EMBR-33. YAP1 FUNCTION IN SHH MEDULLOBLASTOMA PROGRESSION AND IMMUNE EVASION

Our incomplete understanding of the key players in Medulloblastoma (MB) development and progression, and their roles in modulating highly Immune desert-like microenvironment in MBs present major hurdles in successfully applying existing therapies and developing new therapies for MBs. Here, we demonstrate that Yap1 acts as a critical modulator of SHH MB (fSmoM2; GFAPcre (SG) and Ptch;p53 SHH-MB mouse models) progression and immune evasion. Yap1 genetic deletion in SG mice significantly extends survival and normalizes brain development by increasing neuronal differentiation. Both bulk and single-cell RNA sequencing analyses show that Yap1 deleted tumors contain cells with more differentiated molecular signatures similar to late CGNPs and differentiating neurons, and less stem-like cells, compared to SG tumors. Additionally, integrated analyses of ChiPseq, RNAseq, and scRNAq data suggest that Yap1 directly binds to the Super enhancer region containing Sox2 and promotes Sox2 expression in SHH MB cells.
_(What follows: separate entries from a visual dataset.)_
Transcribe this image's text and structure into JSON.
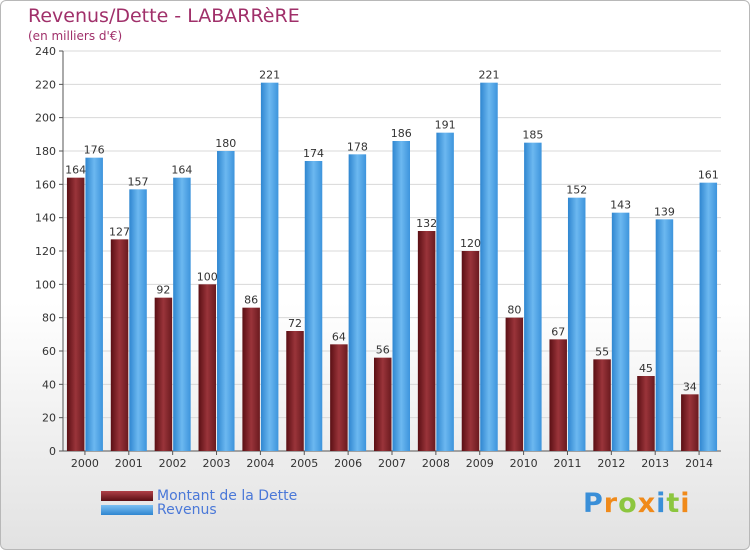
{
  "title": "Revenus/Dette - LABARRèRE",
  "subtitle": "(en milliers d'€)",
  "colors": {
    "debt": "#8a2a2e",
    "revenue": "#4aa3e8",
    "title": "#a0306a"
  },
  "logo": [
    "P",
    "r",
    "o",
    "x",
    "i",
    "t",
    "i"
  ],
  "chart_data": {
    "type": "bar",
    "categories": [
      "2000",
      "2001",
      "2002",
      "2003",
      "2004",
      "2005",
      "2006",
      "2007",
      "2008",
      "2009",
      "2010",
      "2011",
      "2012",
      "2013",
      "2014"
    ],
    "series": [
      {
        "name": "Montant de la Dette",
        "values": [
          164,
          127,
          92,
          100,
          86,
          72,
          64,
          56,
          132,
          120,
          80,
          67,
          55,
          45,
          34
        ]
      },
      {
        "name": "Revenus",
        "values": [
          176,
          157,
          164,
          180,
          221,
          174,
          178,
          186,
          191,
          221,
          185,
          152,
          143,
          139,
          161
        ]
      }
    ],
    "ylim": [
      0,
      240
    ],
    "yticks": [
      0,
      20,
      40,
      60,
      80,
      100,
      120,
      140,
      160,
      180,
      200,
      220,
      240
    ],
    "grid": true,
    "legend": "bottom-left"
  }
}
We postulate that Yap1 expression is maintained or re-activated in SHH MB cells to generate long-term self-renewing tumor cells. Consistently, Yap1-deleted SHH MB or Verteporfin (a small molecule inhibitor of Yap1) -treated Ptch;p53 MB cells lose self-renewal ability in vitro. Furthermore, we hypothesize that a molecular mechanism underlying this stemness promoting function is mediated through Sox2 expression. Intriguingly, Yap1 deletion in SG MBs is accompanied by a significant change in the immune microenvironment, when compared to age-matched SG MBs. There is a significant increase in the number of bone marrow-derived immune cells (including cytotoxic T-cells, neutrophils, and macrophages). RNAseq analysis of rescued tumors shows marked enrichment of interferon-gamma response genes and pro-inflammatory cytokines. This study highlights Yap1 as a crucial mediator of MB progression and a molecular regulator of inflammatory immune cell infiltration into SHH MBs. Consequently, our work paves the way for improving immunotherapy treatments in brain malignancies.